Even though many symmetries and optimizations noted in code20.org show that the max number of moves is lower, my question is regarding the Northwestern Univ. discovery in particular.
Given that
- the Rubik's Cube was invented in 1974 and publicly introduced in 1980,
- decision trees in computer science have been around since at least the 1970s, and
- the Northwestern University research (2007) gave 26 moves as a newly-established upper bound (in agreement with my calculation above),
then my question is:
What took so long?
Is there something lacking in my math above? Or was the complexity of solving the cube not fully understood?

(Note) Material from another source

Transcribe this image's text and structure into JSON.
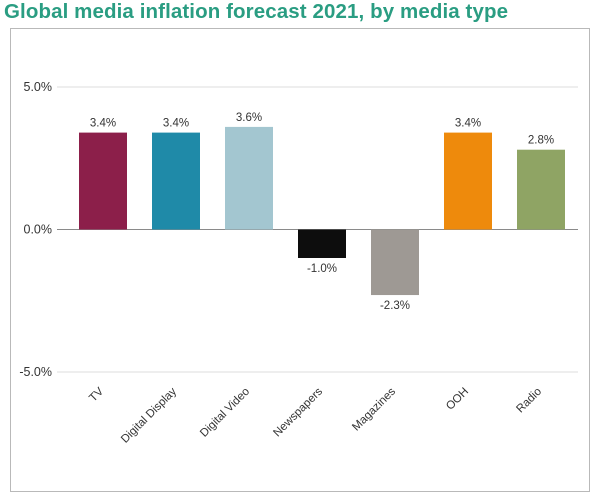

One last side note: I distinctly remember this research announcement in particular as I was teaching a CS lab in grad school at the time, and I discussed this topic with my students. The Northwestern press release seemed to imply that their discovery was a "really big deal", yet the the mathematical analysis seemed obvious to me at the time. Strange...
For the record, I have read the various Rubik's cube questions (and answers) here on math SE (and also CS SE and Stack Overflow), but I couldn't find anything about this topic in particular.
The nodes in your tree you described are not unique. Sure you can fit 43 quintillion nodes in 25 levels, but because your tree allows for duplicates, you can't be sure that you got all unique positions of the cube.
For example consider the node reached by turning RL compared to the node reached by turning LR.
I think that's what you were getting at with your Rule #3: trying to delete obvious duplicates, but in that case each node no longer has 6 children, therefore you no longer can do $\lceil\log_b n\rceil$. For example how many children does the node reached by RRR have?
FWIW you don't need to define a one-direction-only metric to do this (unfortunately flawed) analysis. In regular half-turn metric, each node will have 18 children. So $\lceil\log_{18} n\rceil=\lceil15.6428\rceil=16$, which is way less than what we know is required, due to so many duplicate nodes being in our tree.
(Credit where credit is due: this is basically @Arthur's answer he gave in the comments.)